North Korea fires ‘unforgivable’ missile

Japanese officials have reacted to another “outrageous” North Korean missile launched perilously close to high-risk zones.

North Korea fired an intercontinental ballistic missile (ICBM) Thursday, South Korea’s President Moon Jae-in said, the first time Pyongyang has launched such a powerful weapon since 2017.

The ICBM launch is one of nearly a dozen weapons tests conducted by North Korea so far this year and marks the end of a self-imposed moratorium on long-range and nuclear testing.

It was a “breach of the suspension of intercontinental ballistic missile launches promised by Chairman Kim Jong-un to the international community,” Moon said in a statement.

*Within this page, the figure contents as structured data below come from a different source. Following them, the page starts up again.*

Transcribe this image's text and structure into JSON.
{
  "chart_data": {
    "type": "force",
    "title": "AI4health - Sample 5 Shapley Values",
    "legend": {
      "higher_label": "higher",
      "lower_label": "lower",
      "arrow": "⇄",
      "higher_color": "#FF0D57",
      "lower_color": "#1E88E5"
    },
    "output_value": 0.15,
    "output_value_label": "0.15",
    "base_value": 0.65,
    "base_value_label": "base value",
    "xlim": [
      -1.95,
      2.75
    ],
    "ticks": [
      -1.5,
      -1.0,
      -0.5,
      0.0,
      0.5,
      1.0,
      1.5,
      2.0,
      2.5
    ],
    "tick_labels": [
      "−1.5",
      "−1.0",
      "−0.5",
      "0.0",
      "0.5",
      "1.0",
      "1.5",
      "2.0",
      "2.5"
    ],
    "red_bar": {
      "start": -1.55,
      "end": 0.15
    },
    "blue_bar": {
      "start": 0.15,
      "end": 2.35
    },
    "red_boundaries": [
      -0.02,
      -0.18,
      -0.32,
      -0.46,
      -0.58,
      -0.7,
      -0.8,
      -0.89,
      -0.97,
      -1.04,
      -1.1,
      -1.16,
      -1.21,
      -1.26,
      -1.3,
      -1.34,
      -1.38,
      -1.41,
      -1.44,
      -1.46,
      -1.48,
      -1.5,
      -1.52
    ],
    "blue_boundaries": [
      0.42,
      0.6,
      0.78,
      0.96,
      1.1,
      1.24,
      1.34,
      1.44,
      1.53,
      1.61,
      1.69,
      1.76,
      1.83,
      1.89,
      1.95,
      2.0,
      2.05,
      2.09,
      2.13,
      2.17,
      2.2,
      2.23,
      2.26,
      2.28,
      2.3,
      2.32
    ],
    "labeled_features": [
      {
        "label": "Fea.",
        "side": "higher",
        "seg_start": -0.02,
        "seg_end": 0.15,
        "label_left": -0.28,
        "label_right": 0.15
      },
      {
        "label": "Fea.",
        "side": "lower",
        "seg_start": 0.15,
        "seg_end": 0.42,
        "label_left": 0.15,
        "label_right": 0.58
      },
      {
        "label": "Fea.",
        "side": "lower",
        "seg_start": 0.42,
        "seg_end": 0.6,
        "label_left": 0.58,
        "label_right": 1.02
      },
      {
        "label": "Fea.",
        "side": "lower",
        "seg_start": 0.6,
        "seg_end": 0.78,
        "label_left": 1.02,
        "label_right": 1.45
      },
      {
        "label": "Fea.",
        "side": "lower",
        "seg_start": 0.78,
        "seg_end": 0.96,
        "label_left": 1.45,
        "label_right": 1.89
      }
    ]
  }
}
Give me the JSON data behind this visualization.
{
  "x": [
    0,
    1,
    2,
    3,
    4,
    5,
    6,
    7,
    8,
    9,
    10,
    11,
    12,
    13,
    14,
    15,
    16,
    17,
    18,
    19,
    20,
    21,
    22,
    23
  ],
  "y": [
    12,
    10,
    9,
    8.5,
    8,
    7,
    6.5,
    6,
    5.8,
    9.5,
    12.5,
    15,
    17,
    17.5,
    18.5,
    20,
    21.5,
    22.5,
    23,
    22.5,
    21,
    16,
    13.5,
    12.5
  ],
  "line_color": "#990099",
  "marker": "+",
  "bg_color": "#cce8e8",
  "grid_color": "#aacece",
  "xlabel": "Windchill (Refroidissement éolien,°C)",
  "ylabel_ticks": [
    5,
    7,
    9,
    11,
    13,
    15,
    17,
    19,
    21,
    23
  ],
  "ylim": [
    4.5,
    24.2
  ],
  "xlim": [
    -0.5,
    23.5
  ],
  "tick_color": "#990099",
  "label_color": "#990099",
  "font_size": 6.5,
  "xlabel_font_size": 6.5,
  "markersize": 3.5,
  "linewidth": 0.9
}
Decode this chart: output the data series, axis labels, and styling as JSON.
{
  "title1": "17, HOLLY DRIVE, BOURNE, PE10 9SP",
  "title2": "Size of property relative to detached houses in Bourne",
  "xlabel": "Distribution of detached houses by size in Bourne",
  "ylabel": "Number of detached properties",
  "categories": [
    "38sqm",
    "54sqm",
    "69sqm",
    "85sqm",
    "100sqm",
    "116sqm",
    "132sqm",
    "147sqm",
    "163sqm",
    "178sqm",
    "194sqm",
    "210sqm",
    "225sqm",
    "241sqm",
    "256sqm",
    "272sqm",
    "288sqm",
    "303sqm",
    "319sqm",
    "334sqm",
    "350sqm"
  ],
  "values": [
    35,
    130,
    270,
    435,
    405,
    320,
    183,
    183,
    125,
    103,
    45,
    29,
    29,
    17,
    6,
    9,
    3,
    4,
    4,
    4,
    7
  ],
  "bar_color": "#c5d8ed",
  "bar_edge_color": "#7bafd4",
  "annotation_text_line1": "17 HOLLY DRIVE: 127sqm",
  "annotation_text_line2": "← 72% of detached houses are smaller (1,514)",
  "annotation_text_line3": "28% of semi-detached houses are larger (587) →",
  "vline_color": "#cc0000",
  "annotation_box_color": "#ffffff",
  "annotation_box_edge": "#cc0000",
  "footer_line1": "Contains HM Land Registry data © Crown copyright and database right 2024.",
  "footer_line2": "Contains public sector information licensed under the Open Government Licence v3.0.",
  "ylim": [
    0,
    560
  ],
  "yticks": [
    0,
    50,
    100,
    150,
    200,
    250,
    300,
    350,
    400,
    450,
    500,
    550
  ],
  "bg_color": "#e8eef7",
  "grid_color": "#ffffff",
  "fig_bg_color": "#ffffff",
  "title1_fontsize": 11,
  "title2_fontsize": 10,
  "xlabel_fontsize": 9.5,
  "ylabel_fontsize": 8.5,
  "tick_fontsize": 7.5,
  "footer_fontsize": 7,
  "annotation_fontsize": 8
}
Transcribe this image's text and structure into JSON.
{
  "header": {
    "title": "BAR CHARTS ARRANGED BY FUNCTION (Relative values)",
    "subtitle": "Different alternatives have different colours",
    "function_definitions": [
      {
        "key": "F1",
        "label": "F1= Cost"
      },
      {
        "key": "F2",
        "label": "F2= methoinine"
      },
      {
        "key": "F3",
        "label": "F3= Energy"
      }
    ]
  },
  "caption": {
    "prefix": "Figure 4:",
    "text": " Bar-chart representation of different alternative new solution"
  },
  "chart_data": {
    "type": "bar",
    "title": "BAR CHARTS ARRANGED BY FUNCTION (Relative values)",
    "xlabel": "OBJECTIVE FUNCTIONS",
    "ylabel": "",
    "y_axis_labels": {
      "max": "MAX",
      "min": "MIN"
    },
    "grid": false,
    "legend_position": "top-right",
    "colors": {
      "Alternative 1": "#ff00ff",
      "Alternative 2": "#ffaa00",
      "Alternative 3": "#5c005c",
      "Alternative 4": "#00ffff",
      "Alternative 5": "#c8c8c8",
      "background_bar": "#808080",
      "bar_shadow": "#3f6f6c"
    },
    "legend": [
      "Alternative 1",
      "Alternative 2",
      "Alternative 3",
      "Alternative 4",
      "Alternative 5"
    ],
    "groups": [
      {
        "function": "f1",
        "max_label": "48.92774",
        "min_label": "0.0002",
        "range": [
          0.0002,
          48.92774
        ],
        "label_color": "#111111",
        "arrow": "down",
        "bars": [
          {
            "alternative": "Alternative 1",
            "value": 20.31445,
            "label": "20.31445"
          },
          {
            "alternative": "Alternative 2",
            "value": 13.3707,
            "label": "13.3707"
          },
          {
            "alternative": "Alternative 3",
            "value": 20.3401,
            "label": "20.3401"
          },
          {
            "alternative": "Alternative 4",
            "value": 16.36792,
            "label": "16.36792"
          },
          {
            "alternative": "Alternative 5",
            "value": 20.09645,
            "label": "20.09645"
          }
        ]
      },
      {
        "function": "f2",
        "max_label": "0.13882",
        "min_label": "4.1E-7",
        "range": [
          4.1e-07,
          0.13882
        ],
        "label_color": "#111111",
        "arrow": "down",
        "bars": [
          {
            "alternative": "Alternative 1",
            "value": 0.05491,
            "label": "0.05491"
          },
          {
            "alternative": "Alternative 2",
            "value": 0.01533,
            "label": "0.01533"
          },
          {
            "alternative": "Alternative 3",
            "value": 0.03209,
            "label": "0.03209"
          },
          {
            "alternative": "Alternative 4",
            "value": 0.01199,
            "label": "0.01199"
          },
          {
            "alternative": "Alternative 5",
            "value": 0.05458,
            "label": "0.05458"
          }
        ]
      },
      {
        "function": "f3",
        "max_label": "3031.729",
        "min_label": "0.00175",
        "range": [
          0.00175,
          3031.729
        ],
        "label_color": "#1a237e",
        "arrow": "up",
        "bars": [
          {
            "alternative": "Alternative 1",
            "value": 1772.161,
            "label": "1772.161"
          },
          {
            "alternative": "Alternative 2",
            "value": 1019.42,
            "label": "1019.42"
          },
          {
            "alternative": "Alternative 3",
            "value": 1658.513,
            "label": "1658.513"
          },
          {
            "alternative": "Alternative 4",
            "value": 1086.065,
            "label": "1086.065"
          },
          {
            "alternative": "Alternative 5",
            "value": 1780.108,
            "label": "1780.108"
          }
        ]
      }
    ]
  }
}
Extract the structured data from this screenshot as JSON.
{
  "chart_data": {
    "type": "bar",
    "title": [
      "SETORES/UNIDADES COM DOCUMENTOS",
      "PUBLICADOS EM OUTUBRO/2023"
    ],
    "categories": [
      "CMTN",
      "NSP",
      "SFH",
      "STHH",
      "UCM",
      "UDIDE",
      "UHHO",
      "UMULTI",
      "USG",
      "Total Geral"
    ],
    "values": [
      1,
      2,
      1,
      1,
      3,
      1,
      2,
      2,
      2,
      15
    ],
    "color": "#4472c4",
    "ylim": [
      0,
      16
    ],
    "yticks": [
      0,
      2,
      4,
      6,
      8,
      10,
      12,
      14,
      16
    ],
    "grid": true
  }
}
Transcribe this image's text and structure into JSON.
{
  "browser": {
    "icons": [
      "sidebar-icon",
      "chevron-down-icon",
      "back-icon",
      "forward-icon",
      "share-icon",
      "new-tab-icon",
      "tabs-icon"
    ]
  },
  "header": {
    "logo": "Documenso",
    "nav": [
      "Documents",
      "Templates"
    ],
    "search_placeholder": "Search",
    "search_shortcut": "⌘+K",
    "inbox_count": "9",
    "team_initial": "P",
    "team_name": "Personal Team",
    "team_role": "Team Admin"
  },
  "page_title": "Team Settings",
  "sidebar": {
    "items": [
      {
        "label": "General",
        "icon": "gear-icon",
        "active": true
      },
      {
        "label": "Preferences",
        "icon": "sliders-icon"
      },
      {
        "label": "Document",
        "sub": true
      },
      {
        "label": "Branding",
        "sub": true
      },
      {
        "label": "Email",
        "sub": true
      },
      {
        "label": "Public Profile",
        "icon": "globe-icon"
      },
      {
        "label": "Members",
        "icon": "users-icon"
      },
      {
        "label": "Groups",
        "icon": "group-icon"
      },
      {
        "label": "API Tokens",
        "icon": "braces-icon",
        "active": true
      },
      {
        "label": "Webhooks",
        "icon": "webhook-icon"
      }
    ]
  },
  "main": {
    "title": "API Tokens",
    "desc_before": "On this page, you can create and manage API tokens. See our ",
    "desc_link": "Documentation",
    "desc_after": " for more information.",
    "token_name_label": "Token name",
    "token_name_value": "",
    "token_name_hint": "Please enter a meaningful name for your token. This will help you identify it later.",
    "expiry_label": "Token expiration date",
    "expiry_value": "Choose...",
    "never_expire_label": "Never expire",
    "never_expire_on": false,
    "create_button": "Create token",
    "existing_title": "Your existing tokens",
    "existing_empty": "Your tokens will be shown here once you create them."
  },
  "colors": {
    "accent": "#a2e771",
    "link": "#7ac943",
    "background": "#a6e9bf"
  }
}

“It poses a serious threat to the Korean peninsula, the region and the international community,” he said, adding that it was a “clear violation” of UN Security Council resolutions.

Japan’s Prime Minister Fumio Kishida condemned North Korea’s launch of the suspected intercontinental ballistic missile, which landed in his country’s exclusive economic zone, as an “outrageous and unforgivable” act.

North Korea was threatening “the peace and safety of Japan, the region and the international community,” he added.

Pyongyang had officially paused long-range testing while leader Kim Jong-un embarked on high-profile negotiations with then-US president Donald Trump. But talks collapsed in 2019 and have been stalled ever since.

Despite biting international sanctions, North Korea has doubled-down on Kim’s drive to modernise the military, and last week test-fired what analysts said was likely a “monster missile” — a new long-range ICBM. It exploded soon after launch.

The US and South Korea had warned earlier this month that Pyongyang was preparing to launch an ICBM at full.

The missile was fired on Thursday afternoon from Sunan — likely the same site as a failed test last week — and had a range of 6,200 kilometers, Seoul’s Joint Chiefs of Staff said.

The missile flew for 71 minutes and landed in Japan’s territorial waters, according to the Japanese government.

The US condemned North Korea and urged the world to hold Pyongyang responsible for violating UN Security Council resolutions.

Washington “strongly condemns the Democratic People’s Republic of Korea for its test of a long-range ballistic missile,” White House spokeswoman Jen Psaki said in a statement.

“This launch is a brazen violation of multiple UN Security Council resolutions and needlessly raises tensions and risks destabilising the security situation in the region.”

The statement was issued as US President Joe Biden arrived at NATO headquarters in Brussels for a day of summits with the Atlantic Allies, the G7 powers and the EU.

“We urge all countries to hold the DPRK accountable for such violations and call on the DPRK to come to the table for serious negotiations,” it said.

“The door has not closed on diplomacy, but Pyongyang must immediately cease its destabilising actions.” South Korea’s military said it had fired missiles from ground, sea and air in response.

Monster missile

Nuclear-armed North Korea has long coveted an ICBM that can carry multiple warheads and, the US and South Korea say, has been testing the Hwasong-17, a giant ICBM first unveiled in October 2020.

Despite biting international sanctions over its weapons programs, Pyongyang has doubled-down on Kim’s drive to modernise the military, and last week test-fired what analysts said was likely the Hwasong-17.

That launch ended in failure, exploding mid-air in the skies above the capital. “Pyongyang attempted to fire an ICBM at the Sunan airport last week but failed,” said Go Myong-hyun, senior researcher at the Asan Institute for Policy Studies.

“So it carried out today’s launch to make up for that failure and because it has to complete the ICBM technology right away,” he told AFP.

The moratorium was “virtually scrapped” anyway, Go said, when North Korea conducted two tests for what it called a “reconnaissance satellite”.

“What is also key is whether Pyongyang will make today’s launch official,” he added.


North Korea will mark the 110th anniversary of the birth of founder Kim Il Sung on April 15, and analysts predict Pyongyang will conduct an ICBM or satellite launch as part of the celebrations.

“Kim Jong Un feels it’s very important to prove his leadership’s competency before the 110th birthday anniversary of Kim Il Sung, especially to his own people in North Korea,” said Cheong Seong-chang of the Center for North Korea Studies at the Sejong Institute.

The North has carried out three ICBM tests, the last in November 2017, of a Hwasong-15 — deemed powerful enough to reach the continental United States.

“Kim Jong Un wants to ultimately establish himself as a leader who has successfully developed both nuclear weapons and ICBMs,” Ahn Chan-il, a North Korean studies scholar, told AFP.

North Korea is also taking advantage of Washington’s deteriorating relationships with China and Russia, following Moscow’s invasion of Ukraine, he said.

“Kim probably feels this is the perfect time to develop ICBMs while repeatedly reminding the world that the North, unlike Ukraine, is a nuclear-armed country.”